Part of the problem in the U.S. is the lack of centralized facilities across the country that all have the same equipment to run complex tests. Just in the state of California alone, where I live, there are hundreds of hospitals, most with significant differences in their equipment and testing capabilities. When the CDC made their test available, my first thought was, “We don’t even have the equipment to run this test.” Most hospitals in my state and across the country faced this exact same dilemma: a lack of proper equipment and difficulty obtaining adequate testing materials.
Also, problems with CDC-manufactured testing kits arose immediately and caused testing failures when they first released them in February. These failure stories motivated many of us to either develop tests based on our own analysis of COVID-19, or to partner with industry in the development of their tests. At my institution, we’ve been working with industry partners and accelerating the development of their tests for our patient populations.
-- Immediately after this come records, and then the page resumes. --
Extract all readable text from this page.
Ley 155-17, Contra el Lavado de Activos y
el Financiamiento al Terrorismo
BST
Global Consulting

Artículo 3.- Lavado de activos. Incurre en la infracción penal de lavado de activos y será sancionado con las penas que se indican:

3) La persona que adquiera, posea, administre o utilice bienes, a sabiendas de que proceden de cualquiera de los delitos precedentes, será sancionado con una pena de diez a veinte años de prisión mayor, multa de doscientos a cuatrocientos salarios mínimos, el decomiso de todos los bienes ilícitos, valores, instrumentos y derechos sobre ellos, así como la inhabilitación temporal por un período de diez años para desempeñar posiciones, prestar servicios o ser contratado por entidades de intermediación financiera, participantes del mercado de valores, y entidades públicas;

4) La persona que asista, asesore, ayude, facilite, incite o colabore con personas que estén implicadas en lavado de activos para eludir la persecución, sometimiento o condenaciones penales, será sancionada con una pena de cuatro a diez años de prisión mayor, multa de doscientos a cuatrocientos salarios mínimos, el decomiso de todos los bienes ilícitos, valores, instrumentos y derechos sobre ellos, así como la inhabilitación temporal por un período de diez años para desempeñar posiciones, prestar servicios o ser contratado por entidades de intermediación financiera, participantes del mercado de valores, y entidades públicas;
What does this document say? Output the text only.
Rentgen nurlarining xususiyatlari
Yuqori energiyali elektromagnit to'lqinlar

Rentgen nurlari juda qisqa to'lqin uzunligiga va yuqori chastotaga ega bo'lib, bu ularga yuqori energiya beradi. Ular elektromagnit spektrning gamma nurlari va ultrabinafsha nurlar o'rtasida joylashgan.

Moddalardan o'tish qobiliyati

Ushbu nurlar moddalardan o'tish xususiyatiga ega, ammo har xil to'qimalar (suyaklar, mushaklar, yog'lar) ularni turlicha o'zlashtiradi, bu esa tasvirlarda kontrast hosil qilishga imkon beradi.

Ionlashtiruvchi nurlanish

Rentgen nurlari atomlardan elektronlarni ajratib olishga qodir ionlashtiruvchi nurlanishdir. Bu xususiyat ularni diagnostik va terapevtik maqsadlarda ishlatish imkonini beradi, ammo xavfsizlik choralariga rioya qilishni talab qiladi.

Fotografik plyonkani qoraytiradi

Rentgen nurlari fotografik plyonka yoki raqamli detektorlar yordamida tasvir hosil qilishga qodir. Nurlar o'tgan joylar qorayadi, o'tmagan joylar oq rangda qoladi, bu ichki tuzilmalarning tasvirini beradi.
Why it’s not the end of the world
There are a lot of negatives to find in the response to the coronavirus outbreak, but the flaws in the response represent learning opportunities. Highly infectious viruses in a connected world won’t stay contained for long. Our assumption should have been that it would make it to the U.S. from the onset.
The next time there’s an outbreak, we laboratory directors won’t be waiting for the government to give us the green light to develop diagnostic tests. We’ll do it on our own and press the FDA to allow us to use it. The hard work to ramp up testing in the U.S. is the most significant effort in which I have ever taken part. If you could see the efforts of companies, academic centers, and hospitals right now in the U.S., you’d walk away with optimism that we’re up to the task.
David Pride is the associate director of microbiology at the University of California San Diego.